バブルだからこそ値上がりしたものの価格見通しは厳しい!!

 今思うと、「何でこの価格があそこまで上昇し、しかも買い手が殺到したのかなあ」と不思議に感じるものがあると思います。ガードレールや車止め、滑り台までが一夜にしてなくなちゃうとか。高い食材を食べることに意味を置く番組がはやるとか。「バブルだからこそ浮かれて買い込んでしまったもの」が身の回りに残っていませんか?「今だったら買わない」という代物が。
 やはり最終製品が上がらないのに、素材だけが高騰し続けることなんか有り得ませんね。最終製品が上昇するか、素材が下落するか。
 ものの価値は余っていれば安いまま放置されます。

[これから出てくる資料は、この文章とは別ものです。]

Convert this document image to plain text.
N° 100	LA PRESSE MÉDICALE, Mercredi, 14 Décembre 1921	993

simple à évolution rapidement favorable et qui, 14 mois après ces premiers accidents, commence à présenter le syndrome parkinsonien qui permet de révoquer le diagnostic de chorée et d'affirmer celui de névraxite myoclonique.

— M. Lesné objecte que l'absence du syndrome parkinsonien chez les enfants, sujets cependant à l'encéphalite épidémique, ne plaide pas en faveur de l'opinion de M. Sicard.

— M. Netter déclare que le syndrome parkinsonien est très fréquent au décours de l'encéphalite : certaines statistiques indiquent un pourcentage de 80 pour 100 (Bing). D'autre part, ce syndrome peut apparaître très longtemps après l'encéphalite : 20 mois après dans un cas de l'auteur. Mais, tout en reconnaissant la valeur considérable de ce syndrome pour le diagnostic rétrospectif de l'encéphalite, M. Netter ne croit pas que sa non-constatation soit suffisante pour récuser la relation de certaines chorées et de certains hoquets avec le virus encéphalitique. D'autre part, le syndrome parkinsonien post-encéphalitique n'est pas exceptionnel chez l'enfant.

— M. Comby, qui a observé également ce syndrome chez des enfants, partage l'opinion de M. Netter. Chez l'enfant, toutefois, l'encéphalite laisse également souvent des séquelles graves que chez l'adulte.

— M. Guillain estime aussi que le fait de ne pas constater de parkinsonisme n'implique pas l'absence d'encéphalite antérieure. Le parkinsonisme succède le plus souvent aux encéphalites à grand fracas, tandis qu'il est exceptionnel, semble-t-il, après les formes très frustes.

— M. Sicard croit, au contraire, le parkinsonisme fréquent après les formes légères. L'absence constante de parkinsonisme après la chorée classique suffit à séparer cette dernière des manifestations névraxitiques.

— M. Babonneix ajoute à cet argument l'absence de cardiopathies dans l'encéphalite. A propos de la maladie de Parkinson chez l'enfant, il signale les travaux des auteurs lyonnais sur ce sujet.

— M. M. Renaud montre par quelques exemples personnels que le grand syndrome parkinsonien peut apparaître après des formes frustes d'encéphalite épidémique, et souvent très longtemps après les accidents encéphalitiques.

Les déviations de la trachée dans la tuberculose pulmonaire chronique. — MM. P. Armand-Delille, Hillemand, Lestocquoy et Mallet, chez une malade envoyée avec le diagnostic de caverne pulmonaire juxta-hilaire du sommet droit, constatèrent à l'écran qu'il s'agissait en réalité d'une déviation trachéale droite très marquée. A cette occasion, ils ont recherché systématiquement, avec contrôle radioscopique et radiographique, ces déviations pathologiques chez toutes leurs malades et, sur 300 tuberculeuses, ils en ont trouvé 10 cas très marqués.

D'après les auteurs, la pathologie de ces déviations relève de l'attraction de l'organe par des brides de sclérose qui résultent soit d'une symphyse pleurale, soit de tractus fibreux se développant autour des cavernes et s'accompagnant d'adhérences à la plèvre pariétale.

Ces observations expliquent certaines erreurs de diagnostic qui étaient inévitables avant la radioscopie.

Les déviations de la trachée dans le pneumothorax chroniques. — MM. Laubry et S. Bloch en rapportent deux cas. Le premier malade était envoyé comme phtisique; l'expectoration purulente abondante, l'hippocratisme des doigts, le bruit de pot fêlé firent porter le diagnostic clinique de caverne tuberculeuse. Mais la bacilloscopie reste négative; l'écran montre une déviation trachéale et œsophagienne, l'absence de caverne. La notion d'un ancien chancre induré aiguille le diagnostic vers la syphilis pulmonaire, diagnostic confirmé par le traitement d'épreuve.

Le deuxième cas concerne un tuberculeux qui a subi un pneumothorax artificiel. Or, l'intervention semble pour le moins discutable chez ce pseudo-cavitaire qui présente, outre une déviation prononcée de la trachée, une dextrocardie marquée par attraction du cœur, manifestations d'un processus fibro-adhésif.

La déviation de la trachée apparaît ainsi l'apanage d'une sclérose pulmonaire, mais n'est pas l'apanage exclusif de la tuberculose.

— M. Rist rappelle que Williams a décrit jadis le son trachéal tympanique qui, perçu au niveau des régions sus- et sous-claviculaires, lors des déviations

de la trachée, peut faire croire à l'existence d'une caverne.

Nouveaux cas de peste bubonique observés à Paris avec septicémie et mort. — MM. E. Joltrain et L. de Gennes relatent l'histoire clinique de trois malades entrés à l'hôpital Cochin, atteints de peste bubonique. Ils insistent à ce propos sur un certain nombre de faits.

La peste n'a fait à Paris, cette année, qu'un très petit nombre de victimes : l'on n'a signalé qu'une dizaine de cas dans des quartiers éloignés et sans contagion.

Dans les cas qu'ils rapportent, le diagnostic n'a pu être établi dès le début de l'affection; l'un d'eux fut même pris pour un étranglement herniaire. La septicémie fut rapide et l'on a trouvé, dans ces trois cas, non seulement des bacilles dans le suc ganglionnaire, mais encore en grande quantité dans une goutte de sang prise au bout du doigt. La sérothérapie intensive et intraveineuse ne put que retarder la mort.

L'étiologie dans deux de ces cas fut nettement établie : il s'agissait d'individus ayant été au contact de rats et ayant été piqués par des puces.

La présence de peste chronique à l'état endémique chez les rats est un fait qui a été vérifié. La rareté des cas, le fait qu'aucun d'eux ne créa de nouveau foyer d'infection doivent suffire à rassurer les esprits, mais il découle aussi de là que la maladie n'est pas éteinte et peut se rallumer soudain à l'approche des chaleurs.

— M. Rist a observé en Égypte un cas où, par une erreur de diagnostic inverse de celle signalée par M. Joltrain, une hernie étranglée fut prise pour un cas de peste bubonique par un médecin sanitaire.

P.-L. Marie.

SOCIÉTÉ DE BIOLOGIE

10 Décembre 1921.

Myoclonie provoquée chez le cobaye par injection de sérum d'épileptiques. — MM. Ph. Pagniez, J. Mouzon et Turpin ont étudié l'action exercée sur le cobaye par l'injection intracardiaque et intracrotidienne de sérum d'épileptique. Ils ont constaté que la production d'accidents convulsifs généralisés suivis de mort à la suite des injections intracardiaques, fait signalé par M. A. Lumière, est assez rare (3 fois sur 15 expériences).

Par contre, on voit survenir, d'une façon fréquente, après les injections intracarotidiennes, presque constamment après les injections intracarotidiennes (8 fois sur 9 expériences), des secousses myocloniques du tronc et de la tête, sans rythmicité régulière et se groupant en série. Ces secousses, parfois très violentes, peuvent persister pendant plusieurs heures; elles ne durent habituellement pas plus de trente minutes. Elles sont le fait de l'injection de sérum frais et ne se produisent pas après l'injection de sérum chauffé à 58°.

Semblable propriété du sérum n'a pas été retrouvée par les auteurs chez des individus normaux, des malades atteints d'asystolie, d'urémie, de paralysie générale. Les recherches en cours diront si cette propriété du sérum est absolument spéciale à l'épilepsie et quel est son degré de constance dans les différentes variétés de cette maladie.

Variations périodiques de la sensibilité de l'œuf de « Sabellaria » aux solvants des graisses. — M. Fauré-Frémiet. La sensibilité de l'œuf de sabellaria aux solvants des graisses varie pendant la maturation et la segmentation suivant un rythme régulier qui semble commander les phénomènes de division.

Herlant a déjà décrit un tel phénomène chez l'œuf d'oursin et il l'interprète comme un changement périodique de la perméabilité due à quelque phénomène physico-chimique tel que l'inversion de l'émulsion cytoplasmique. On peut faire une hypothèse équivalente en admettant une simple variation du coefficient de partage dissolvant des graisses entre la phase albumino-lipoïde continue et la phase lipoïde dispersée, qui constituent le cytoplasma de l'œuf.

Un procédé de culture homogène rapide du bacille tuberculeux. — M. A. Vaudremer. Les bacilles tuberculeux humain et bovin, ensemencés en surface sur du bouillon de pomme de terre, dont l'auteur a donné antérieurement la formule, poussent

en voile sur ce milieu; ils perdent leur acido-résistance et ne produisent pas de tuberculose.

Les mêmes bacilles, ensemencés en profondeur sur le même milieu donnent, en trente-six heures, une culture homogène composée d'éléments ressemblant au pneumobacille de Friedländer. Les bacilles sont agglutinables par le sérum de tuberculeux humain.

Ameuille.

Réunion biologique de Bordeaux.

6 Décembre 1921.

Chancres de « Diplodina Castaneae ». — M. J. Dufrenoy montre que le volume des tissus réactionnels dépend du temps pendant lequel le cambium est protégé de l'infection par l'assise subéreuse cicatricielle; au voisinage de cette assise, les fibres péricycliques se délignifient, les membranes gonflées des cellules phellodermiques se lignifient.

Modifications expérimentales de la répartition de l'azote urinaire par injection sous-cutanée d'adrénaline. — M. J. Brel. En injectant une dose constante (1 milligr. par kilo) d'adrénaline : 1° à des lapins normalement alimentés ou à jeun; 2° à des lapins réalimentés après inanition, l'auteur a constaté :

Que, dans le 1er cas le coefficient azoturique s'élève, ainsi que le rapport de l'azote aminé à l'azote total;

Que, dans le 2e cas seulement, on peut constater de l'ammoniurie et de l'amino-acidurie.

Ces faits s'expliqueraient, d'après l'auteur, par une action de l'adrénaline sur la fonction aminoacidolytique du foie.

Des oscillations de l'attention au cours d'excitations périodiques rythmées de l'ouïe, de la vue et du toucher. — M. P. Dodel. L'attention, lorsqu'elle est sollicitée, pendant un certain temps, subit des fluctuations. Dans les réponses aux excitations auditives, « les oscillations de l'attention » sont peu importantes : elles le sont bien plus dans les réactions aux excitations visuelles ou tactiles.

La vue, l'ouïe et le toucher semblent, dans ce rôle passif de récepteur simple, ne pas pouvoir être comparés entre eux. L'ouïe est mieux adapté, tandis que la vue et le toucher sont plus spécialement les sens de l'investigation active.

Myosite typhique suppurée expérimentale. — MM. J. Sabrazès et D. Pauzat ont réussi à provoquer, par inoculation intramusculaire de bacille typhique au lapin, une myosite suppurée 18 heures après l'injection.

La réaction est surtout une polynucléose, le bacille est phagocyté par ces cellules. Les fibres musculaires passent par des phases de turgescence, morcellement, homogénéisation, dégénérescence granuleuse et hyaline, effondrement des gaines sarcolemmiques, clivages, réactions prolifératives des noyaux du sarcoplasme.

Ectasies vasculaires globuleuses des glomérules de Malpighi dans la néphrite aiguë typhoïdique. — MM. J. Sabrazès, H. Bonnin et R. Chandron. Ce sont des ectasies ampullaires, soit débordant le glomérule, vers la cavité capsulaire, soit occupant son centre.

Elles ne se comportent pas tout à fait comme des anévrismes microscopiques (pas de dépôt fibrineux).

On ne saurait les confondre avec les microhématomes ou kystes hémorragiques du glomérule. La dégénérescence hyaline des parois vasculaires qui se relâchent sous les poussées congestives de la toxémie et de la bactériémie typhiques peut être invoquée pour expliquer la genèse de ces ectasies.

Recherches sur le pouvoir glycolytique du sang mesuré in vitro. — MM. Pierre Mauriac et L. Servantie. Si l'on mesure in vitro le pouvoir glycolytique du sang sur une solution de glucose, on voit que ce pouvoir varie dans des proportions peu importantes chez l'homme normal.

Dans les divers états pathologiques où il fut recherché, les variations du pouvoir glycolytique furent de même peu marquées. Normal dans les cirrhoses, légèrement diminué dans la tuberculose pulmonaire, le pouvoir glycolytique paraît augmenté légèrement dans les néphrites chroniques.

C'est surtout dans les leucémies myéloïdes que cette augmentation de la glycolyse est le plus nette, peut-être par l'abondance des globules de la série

次に在庫がはけていけば、できるだけ買い手がいるうちにはこうとしますから、価格は安いままです。しかしそれでも買い手が多ければ、やっと価格は上昇に転じます。良い品は価格交渉で強みを発揮し価格の上昇が顕著になります。すると、二番手以下の品も割安見えて買い手が殺到し、良い品もそれほどでもない品も同様に買われます。価格上昇のピッチは早まり、売れるかどうかは別にして、品を押さえようと更に買い手が増えますので、価格は一気に上昇します。

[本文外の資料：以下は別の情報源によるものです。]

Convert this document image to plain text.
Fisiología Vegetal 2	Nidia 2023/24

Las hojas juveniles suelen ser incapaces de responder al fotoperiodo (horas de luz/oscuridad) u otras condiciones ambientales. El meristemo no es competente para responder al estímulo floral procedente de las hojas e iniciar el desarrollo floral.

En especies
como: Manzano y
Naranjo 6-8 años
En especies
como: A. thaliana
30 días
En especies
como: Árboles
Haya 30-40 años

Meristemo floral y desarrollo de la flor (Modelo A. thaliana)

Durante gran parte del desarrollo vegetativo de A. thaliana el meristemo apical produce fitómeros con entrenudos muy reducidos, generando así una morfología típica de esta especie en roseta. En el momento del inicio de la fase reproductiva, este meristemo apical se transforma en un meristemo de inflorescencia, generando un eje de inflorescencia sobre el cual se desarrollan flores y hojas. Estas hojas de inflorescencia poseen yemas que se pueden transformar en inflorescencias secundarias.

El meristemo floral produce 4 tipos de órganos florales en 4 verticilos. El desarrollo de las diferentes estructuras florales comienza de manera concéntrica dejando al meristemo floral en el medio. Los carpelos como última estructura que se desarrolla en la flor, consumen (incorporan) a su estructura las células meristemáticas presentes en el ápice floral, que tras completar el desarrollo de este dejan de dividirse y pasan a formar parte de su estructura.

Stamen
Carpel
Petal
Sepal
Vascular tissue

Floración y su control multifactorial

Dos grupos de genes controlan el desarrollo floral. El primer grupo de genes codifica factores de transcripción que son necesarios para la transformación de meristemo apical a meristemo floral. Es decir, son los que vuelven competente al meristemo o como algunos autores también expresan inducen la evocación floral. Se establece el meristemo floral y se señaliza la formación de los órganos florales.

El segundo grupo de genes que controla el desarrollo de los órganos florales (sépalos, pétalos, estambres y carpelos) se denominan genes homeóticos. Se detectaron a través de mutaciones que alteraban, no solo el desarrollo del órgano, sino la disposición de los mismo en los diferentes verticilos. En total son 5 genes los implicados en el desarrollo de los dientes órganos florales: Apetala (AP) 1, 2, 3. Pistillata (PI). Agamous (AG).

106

 しかし、余りの価格上昇に消費者はついて行けず、代替品を求めたり、購入をあきらめてしまいます。すると高値で仕入れた在庫がはけず、業者は途方に暮れます。安売り、ダンピングは、自分の首を絞めると慎重になります。同業者が投げ売りをしないかと警戒します。買い手は投げ売りがあれば買おうと思いますから、ますます需要が引っ込んでしまいます。高値の気配だけが残り、ものの動きが完全に止まります。価格上昇に根拠が無く上がったものは、妥当価格の目安は立ちません。売れた価格が実勢値段となり、価格はつるべ落とし。「これは安いだろう」という価格設定まで落とし、買い手を呼び込めるようになるまで下がります。

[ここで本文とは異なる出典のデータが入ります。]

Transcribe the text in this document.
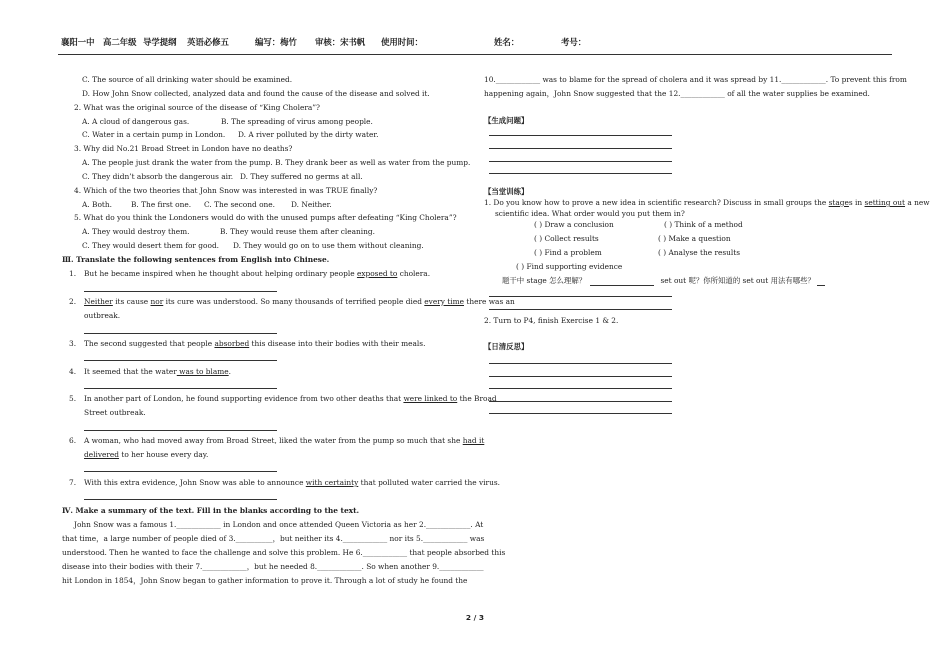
襄阳一中 高二年级 导学提纲 英语必修五	编写：梅竹 审核：宋书帆 使用时间：	姓名：	考号：
C. The source of all drinking water should be examined.
D. How John Snow collected, analyzed data and found the cause of the disease and solved it.
2. What was the original source of the disease of “King Cholera”?
A. A cloud of dangerous gas.	B. The spreading of virus among people.
C. Water in a certain pump in London. D. A river polluted by the dirty water.
3. Why did No.21 Broad Street in London have no deaths?
A. The people just drank the water from the pump. B. They drank beer as well as water from the pump.
C. They didn’t absorb the dangerous air. D. They suffered no germs at all.
4. Which of the two theories that John Snow was interested in was TRUE finally?
A. Both.	B. The first one. C. The second one. D. Neither.
5. What do you think the Londoners would do with the unused pumps after defeating “King Cholera”?
A. They would destroy them.	B. They would reuse them after cleaning.
C. They would desert them for good. D. They would go on to use them without cleaning.
Ⅲ. Translate the following sentences from English into Chinese.
1. But he became inspired when he thought about helping ordinary people exposed to cholera.
2. Neither its cause nor its cure was understood. So many thousands of terrified people died every time there was an
outbreak.
3. The second suggested that people absorbed this disease into their bodies with their meals.
4. It seemed that the water was to blame.
5. In another part of London, he found supporting evidence from two other deaths that were linked to the Broad
Street outbreak.
6. A woman, who had moved away from Broad Street, liked the water from the pump so much that she had it
delivered to her house every day.
7. With this extra evidence, John Snow was able to announce with certainty that polluted water carried the virus.
Ⅳ. Make a summary of the text. Fill in the blanks according to the text.
John Snow was a famous 1.____________ in London and once attended Queen Victoria as her 2.____________. At
that time，a large number of people died of 3.__________，but neither its 4.____________ nor its 5.____________ was
understood. Then he wanted to face the challenge and solve this problem. He 6.____________ that people absorbed this
disease into their bodies with their 7.____________，but he needed 8.____________. So when another 9.____________
hit London in 1854，John Snow began to gather information to prove it. Through a lot of study he found the
10.____________ was to blame for the spread of cholera and it was spread by 11.____________. To prevent this from
happening again，John Snow suggested that the 12.____________ of all the water supplies be examined.
【生成问题】
【当堂训练】
1. Do you know how to prove a new idea in scientific research? Discuss in small groups the stages in setting out a new
scientific idea. What order would you put them in?
( ) Draw a conclusion	( ) Think of a method
( ) Collect results	( ) Make a question
( ) Find a problem	( ) Analyse the results
( ) Find supporting evidence
题干中 stage 怎么理解？	set out 呢？你所知道的 set out 用法有哪些？
2. Turn to P4, finish Exercise 1 & 2.
【日清反思】
2 / 3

 これは日本だけの話ではありません。世界で同時に始まります。どう考えても「インフレ」よりも「デフレ」に対する懸念の方が実感に近いものだと思います。だからこそ、「何が割安なのか、割安すぎるのか」に注目することが大事です。「価格が安いから悪いもの」ではありません。それは「価格が高いから良いもの」という同じ間違いです。